Ella West’s structure is very much the same as her previous Middlemarch Singles Ball play which gives it the feel of a sitcom, where each week lets go of last week’s adventures and start afresh with the same set up. However there is so much reference to the past play that sometimes the dialogue feels over explanatory; every recollection and remembrance sounds like it comes with footnotes.

The scenes flit between outdoor Middlemarch locales slotted in between repeated locations of Penelope’s home and the Committee room, both simply set on either side of the stage, with the blocking making good use of the areas. And special mention has to be made of the lighting outside the pub: effective and graceful. 

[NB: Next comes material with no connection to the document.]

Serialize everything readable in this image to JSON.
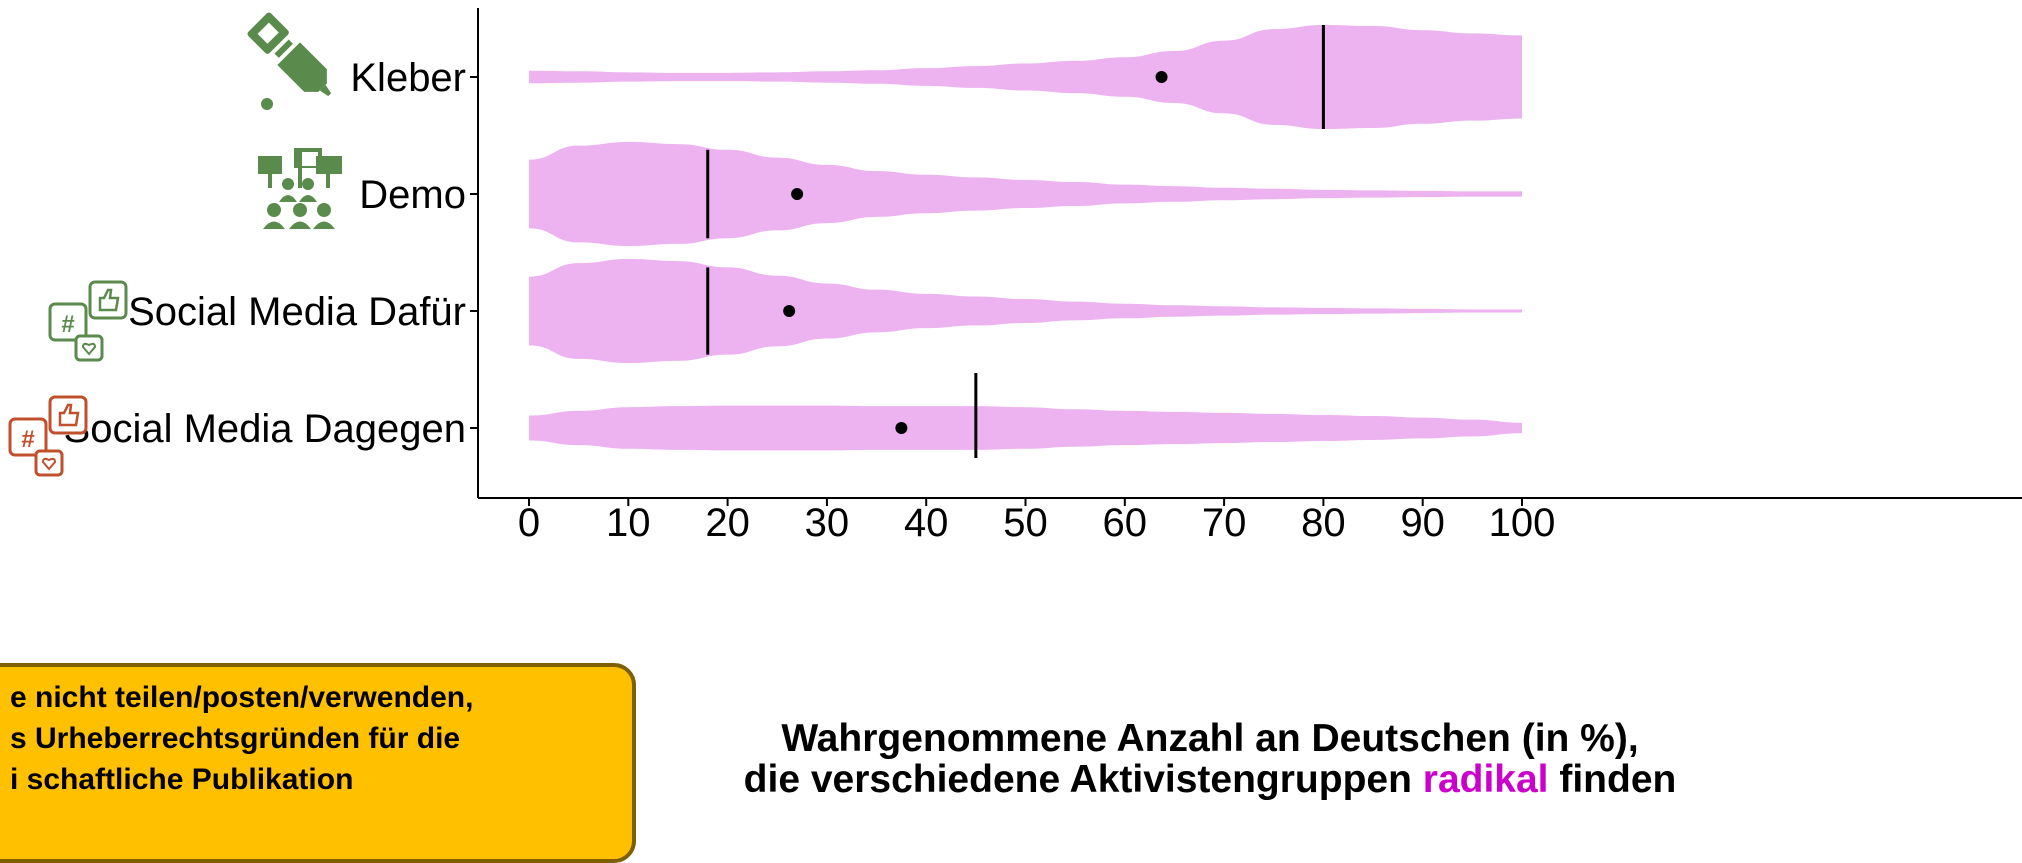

With little onstage action (the dialogue is primarily reporting offstage action) there is a lot of focus on characterisation and the pace comedy requires. Ellie Swann’s direction is solid and the actors are working hard throughout the piece, however they all find it hard to keep pushing this production along.

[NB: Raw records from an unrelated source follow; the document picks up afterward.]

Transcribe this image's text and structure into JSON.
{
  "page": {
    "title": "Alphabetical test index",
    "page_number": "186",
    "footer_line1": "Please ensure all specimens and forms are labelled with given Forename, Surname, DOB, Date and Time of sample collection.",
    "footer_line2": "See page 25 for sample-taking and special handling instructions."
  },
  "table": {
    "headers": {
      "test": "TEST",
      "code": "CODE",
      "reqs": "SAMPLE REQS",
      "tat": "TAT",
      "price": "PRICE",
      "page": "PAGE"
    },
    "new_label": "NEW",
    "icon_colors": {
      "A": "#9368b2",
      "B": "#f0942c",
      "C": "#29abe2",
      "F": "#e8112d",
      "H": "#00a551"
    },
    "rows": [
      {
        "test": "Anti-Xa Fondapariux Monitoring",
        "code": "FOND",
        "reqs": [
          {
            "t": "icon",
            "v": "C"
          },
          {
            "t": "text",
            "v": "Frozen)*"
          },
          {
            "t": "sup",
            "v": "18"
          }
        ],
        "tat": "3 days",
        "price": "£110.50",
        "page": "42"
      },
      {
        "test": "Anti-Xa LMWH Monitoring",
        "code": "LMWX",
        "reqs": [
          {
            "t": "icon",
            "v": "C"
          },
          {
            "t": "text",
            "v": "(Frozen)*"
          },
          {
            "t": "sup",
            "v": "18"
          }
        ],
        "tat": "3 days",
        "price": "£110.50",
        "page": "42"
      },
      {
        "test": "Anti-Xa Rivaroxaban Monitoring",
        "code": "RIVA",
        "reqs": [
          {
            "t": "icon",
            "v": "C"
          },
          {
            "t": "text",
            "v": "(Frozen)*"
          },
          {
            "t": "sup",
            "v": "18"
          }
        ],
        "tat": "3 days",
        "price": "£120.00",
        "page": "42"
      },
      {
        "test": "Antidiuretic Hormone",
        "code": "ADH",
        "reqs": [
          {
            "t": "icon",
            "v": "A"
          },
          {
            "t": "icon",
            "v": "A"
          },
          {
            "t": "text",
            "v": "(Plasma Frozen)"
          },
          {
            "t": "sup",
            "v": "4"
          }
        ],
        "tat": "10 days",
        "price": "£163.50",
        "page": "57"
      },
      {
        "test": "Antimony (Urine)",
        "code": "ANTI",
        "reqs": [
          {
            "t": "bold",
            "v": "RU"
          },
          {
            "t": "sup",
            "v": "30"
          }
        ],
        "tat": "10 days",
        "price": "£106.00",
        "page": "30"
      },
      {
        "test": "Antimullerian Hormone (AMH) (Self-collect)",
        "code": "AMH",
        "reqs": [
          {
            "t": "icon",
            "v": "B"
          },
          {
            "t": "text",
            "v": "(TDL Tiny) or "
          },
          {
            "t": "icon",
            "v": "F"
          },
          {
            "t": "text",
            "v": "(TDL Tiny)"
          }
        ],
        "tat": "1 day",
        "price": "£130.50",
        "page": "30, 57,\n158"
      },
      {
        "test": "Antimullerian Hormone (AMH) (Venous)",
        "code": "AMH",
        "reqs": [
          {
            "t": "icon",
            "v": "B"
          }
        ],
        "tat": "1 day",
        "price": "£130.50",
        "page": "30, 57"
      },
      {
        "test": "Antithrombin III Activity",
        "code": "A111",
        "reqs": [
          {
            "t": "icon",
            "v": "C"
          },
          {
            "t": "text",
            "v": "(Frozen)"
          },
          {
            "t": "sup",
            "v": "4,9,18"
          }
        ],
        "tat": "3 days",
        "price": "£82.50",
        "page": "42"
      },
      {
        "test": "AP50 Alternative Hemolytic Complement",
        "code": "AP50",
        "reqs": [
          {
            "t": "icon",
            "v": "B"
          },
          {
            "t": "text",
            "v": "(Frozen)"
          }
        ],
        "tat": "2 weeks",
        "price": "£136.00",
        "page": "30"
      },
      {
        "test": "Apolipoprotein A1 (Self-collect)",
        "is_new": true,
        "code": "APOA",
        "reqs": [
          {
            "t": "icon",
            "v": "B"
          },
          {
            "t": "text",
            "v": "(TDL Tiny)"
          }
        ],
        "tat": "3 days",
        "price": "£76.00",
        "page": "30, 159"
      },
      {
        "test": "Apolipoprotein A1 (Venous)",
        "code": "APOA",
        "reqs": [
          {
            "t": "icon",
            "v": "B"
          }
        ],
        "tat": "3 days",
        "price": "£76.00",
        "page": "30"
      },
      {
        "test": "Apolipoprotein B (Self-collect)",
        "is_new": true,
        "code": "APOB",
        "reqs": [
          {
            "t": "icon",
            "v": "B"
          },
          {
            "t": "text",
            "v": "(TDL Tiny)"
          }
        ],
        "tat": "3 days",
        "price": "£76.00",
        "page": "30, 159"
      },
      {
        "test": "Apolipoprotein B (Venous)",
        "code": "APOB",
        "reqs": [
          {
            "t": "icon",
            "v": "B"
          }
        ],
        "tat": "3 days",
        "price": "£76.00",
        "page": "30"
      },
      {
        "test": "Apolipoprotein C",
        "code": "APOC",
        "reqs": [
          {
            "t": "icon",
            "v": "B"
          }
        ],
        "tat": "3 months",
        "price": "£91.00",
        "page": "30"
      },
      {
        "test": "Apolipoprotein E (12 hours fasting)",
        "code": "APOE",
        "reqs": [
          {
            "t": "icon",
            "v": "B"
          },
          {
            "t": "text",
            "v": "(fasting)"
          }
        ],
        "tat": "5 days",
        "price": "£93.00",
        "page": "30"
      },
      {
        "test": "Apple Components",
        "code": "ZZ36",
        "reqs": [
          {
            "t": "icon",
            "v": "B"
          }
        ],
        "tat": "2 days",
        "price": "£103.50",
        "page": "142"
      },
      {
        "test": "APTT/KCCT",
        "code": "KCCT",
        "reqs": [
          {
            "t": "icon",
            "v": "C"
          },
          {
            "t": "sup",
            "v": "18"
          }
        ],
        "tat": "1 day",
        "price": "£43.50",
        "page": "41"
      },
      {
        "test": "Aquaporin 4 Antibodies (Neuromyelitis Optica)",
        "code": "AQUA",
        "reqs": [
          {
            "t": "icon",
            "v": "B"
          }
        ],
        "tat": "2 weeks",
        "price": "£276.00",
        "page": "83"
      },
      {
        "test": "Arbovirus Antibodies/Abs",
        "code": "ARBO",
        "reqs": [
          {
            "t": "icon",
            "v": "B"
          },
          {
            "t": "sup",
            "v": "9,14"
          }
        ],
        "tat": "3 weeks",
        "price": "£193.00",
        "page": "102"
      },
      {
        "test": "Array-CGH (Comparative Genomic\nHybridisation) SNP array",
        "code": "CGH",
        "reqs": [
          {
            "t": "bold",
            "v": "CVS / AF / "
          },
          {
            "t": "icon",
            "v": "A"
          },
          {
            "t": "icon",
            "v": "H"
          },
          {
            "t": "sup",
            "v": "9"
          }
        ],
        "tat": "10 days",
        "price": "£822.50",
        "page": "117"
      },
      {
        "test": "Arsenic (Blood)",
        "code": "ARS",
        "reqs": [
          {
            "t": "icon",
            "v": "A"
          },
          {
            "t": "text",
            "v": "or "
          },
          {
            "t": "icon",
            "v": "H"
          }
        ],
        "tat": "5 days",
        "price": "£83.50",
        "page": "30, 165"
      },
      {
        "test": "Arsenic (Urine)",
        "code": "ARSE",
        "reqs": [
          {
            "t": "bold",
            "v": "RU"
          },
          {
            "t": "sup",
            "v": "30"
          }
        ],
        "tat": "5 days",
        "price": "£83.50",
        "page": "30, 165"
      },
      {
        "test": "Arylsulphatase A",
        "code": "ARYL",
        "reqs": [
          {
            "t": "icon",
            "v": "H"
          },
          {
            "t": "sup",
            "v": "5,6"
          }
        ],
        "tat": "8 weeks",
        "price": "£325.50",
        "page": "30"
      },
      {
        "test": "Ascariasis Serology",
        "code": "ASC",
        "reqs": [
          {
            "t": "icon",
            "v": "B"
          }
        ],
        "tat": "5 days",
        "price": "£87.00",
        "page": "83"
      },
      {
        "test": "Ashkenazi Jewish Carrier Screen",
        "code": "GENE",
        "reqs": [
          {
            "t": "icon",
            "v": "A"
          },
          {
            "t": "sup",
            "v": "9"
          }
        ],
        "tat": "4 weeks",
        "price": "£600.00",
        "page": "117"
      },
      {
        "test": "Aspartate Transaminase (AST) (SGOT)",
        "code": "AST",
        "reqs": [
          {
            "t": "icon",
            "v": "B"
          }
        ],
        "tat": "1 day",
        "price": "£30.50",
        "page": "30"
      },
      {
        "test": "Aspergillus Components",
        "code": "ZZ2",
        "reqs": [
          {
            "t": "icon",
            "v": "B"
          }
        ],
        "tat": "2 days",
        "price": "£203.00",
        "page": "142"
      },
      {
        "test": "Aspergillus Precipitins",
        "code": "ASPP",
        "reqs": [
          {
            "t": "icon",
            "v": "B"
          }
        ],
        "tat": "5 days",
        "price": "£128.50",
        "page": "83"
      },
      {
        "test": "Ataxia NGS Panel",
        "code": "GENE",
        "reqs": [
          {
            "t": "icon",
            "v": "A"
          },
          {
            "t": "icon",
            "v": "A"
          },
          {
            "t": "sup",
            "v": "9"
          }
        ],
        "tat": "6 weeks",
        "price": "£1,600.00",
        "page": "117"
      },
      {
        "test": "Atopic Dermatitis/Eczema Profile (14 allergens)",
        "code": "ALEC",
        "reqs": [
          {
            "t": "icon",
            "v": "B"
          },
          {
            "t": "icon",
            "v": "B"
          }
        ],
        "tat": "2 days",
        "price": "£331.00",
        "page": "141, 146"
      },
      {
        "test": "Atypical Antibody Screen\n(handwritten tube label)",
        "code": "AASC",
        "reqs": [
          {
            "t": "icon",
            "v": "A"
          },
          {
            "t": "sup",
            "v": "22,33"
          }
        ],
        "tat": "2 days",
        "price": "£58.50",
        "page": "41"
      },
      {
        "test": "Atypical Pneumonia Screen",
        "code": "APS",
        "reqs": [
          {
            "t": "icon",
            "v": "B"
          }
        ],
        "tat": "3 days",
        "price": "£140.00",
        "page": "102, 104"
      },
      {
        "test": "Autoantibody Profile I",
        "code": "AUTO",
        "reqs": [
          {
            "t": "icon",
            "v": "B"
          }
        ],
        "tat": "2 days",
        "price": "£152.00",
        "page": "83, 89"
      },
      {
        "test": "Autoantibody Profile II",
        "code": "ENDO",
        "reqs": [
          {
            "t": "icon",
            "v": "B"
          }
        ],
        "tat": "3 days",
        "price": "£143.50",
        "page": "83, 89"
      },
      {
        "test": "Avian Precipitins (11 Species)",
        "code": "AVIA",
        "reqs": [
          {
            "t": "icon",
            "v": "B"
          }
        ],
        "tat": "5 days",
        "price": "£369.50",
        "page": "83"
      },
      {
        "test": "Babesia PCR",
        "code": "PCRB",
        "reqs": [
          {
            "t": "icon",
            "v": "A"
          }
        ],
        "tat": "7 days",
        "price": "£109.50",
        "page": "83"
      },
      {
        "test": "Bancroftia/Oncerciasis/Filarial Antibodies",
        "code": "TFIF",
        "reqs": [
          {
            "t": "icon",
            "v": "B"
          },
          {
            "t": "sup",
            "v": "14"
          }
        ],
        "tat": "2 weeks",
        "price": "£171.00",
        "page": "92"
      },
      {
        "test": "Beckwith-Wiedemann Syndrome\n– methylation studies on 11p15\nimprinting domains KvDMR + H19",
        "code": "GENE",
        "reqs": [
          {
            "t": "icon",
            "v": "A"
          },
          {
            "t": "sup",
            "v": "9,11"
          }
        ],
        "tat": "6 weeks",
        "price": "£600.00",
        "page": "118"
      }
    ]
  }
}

The performance I see is a matinee during Graduation – if you’re from Otago you’ll know nothing clears the theatres more than Graduation or the All Blacks – and it takes three or four scenes for the cast to warm up to a very small audience (though not vice versa), so perhaps the expected laughs aren’t there as usual.

Once they get going they give it their all, but I think they are stymied by a need for more care with the builds, both comic and dramatic, within the scenes, and less dialogue. This is an overwritten play which forces the actors to speak so much of what they are doing and thinking rather than leaving it to suggestion and characterisation. This gets in the way of the momentum of the story and would frustrate more experienced hands.

Constant referencing to last year’s – and the similarity with this year’s – ball chafes after a while. Last year the Discovery Channel came to film, this year it’s the BBC; last year men were the problem, this year it’s the women. Then there’s the inclusion of Bondi surfers and American fireman. Because this is all only ever reported it lacks solidity in our imagination.

When these sort of things occurred last year it seems they had no effect on the same people who have returned this year: like a sitcom they start afresh having remained unaffected.  Like the first Middlemarch Singles Ball (and Fiona Farrell’s play Ground) – there’s only so much reported action you can listen to before all you’re doing is watching a race commentary. And it is extremely hard on the actors to maintain a level of energy when it all happens pretty much offstage.

After all this, I have to say there’s a spritely, quick-witted script in there somewhere, but it’s buried under too much explanation.